The prediction error consists of the following 3 parts:

  • irreducible error

  • bias error

  • variance error

The irreducible error can not be avoided. It is caused, e.g. by latent variables, which influence the mapping but are not part of the input \(x\) or by erroneous measurements. However, bias-error and variance-error can be minimized by a careful selection and configuration of the ML algorithm. The ML engineer tries to learn a model, which minimizes both, bias- and variance-error.

A high bias means that a learning algorithm has been selected, which imposes strict conditions on the type of the model, that can be learned. For example Linear Regression has a high bias, because only linear models can be learned. If the data can not be well fitted by such a linear model, the bias-error is high.

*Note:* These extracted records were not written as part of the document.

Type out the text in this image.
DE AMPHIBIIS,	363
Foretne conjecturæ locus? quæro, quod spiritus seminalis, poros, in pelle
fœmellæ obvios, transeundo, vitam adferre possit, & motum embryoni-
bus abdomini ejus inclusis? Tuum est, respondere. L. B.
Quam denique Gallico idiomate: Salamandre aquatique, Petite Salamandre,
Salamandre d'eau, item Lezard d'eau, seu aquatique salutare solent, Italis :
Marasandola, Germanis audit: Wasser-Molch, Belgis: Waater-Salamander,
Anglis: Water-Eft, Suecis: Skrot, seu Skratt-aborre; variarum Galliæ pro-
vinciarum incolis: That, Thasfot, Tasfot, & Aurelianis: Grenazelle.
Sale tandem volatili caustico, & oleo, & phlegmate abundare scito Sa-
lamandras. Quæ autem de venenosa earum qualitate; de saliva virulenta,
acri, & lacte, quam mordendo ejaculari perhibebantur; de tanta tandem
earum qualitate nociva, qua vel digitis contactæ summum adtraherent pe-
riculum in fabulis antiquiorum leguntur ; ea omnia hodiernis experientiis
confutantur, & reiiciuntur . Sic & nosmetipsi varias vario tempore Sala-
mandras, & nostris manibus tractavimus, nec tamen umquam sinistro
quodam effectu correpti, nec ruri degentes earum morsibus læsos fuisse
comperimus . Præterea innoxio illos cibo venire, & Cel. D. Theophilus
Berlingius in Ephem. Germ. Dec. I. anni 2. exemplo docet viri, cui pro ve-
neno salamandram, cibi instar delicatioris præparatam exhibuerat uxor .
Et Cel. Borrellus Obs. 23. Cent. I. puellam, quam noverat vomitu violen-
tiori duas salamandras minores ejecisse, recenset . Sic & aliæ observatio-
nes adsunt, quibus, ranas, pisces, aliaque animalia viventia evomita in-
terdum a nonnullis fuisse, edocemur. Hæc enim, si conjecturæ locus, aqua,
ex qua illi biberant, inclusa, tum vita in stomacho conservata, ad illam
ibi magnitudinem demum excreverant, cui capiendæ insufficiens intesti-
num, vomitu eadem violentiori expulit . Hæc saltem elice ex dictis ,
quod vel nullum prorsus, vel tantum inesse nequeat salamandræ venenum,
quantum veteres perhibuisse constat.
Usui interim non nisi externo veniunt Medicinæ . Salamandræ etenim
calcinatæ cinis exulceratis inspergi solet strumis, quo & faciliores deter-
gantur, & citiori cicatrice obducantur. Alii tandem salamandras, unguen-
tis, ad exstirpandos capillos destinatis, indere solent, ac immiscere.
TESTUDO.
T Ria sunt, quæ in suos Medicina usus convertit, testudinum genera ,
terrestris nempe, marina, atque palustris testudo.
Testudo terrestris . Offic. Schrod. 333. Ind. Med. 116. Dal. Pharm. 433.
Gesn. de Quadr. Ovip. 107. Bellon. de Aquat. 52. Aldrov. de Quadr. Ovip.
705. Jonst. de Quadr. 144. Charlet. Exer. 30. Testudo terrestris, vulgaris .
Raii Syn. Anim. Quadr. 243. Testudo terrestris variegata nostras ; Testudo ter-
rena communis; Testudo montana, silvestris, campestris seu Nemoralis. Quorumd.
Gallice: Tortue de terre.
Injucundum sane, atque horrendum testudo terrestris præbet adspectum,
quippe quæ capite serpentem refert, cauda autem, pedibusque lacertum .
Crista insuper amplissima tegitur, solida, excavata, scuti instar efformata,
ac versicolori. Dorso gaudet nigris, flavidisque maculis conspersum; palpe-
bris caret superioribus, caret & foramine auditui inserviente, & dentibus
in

A high variance means that the learned model strongly varies with varying training data - even if the overall data distribution is identical. Algorithms, which are able to strongly adapt to the given training data are e.g. Support Vector Machines (SVM) with non-linear kernels or decision trees.

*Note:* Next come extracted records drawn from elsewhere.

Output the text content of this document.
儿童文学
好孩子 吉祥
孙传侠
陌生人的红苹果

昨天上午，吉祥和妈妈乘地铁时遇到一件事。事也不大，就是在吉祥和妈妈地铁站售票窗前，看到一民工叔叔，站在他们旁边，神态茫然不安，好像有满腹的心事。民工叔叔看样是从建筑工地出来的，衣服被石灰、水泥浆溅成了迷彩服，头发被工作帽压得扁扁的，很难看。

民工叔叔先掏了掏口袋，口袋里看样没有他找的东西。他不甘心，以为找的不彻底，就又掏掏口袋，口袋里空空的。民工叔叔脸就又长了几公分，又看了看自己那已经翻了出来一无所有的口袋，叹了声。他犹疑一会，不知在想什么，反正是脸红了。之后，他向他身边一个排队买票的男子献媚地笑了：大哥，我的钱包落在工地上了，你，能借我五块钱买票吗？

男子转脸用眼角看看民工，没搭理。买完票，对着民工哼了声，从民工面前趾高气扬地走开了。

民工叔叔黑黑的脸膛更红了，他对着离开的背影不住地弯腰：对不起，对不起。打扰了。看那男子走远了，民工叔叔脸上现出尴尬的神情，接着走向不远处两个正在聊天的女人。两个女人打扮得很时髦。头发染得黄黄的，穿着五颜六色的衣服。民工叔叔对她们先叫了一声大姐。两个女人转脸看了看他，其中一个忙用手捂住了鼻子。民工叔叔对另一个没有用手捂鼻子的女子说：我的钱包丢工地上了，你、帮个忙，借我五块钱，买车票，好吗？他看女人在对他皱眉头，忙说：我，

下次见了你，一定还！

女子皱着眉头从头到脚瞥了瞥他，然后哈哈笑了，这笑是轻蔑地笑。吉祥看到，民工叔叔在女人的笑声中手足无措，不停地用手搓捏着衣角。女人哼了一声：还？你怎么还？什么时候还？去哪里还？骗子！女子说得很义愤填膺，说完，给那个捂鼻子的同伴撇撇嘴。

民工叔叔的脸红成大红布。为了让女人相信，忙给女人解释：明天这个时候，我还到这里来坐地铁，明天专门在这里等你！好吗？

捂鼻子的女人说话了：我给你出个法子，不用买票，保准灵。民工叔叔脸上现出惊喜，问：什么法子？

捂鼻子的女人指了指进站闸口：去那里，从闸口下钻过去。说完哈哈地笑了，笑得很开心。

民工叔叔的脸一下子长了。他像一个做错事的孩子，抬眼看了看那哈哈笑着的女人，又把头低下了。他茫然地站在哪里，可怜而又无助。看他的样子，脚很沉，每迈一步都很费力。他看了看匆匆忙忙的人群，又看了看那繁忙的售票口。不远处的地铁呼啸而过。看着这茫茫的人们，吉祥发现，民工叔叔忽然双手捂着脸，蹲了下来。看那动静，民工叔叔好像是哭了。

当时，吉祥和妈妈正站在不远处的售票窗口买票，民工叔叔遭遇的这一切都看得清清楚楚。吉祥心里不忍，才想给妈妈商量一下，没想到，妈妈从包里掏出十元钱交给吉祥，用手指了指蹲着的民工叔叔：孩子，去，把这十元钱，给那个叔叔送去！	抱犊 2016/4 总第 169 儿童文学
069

In the figure below the top-row (part 1 and part 2) shows a linear model of high bias (only a linear function can be learned). The variance is low because even though the training data in part 1 and part 2 is different, the learned models are similar. The lower row (part 3 and part 4) refers to an algorithm (non-linear SVM) of low-bias (many different types of functions can be learned), but high-variance, because the learned model in part 3 and part 4 are significantly different.

The goal is to find an algorithm, which learns a model of low bias and low variance. However, usually low bias yields high variance and vice versa. The goal is to find a good trade-off between them


Overfitting / Underfitting#

The goal of supervised machine learning is to find a model, which performs well on new data, i.e. data, which has not be seen during training. It is in general no problem, to find an algorithm, which learns a model, that is well adapted to the given training data. However, it is a big challenge to find a model, that performs well on previously unseen data.

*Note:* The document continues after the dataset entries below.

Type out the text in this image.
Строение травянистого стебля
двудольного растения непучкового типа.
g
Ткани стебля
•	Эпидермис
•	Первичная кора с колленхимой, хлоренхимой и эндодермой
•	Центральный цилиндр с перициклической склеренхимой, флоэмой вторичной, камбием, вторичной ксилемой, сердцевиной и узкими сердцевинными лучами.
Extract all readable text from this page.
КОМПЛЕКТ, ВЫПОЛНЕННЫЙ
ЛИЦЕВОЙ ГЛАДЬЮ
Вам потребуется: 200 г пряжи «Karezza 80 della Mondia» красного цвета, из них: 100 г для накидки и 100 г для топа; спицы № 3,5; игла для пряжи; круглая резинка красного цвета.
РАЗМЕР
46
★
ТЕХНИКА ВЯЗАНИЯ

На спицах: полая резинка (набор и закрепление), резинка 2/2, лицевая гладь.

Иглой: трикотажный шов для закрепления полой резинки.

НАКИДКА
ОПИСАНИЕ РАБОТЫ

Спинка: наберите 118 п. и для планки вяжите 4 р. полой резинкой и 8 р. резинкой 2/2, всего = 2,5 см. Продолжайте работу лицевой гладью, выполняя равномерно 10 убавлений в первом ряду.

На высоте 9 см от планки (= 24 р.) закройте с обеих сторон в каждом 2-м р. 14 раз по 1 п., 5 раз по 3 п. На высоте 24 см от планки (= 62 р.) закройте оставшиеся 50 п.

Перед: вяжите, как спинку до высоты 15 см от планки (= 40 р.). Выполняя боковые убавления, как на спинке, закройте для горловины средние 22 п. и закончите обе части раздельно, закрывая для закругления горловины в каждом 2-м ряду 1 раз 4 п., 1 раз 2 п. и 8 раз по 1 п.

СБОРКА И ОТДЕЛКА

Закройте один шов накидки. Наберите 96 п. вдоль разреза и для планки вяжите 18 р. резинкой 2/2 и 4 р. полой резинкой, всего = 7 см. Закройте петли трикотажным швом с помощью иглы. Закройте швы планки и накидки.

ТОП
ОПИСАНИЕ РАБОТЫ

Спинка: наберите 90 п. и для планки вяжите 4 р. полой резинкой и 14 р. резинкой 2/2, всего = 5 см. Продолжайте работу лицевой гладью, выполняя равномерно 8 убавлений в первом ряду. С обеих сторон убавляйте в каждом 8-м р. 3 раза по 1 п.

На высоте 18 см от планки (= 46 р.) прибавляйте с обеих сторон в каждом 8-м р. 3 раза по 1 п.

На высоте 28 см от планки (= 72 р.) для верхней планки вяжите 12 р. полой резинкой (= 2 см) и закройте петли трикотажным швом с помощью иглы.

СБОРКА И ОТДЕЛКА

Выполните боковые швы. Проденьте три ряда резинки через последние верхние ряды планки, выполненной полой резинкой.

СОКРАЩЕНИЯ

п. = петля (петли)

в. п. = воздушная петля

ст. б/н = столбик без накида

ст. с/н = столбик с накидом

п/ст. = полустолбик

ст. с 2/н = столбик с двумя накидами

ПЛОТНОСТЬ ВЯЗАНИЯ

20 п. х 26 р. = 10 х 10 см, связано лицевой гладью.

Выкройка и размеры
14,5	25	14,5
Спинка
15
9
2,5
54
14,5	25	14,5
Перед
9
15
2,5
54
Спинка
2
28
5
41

Overfitting means, that a model has been strongly adapted to the training data, but it performs bad on new data. Algorithms of low-bias are able to learn models, which are strongly fittet to training data. However, then often the variance and the probability of overfitting are high.

Underfitting means, that the learned model is weakly adapted to the training data. Algorithms of high-bias yield an increased probability of underfitting.

The image below sketches the relation between bias, variance, over- and underfitting (Image source:


A incomplete list of AI Applications#

Drawing Drawing

Current Problems/Challenges of AI and ML#

  • Data efficiency: In order to learn complex tasks large amounts of training data are required

  • Explainability/Interpretability: Models generate/predict an output for a given input, but they don’t explain why

  • Confidence: Many applications require that the model outputs not only a prediction but also confidence-measure.

  • Integrate Domain Knowledge: Neural Networks currently learn from data, but they are not able to integrate domain knowledge from experts. Integration of data- and expert-knowledge is desired.

  • Common Sense makes human learning efficient. It is hard to learn common sense knowledge in ML.

  • ML models usually learn correlations but not Causality.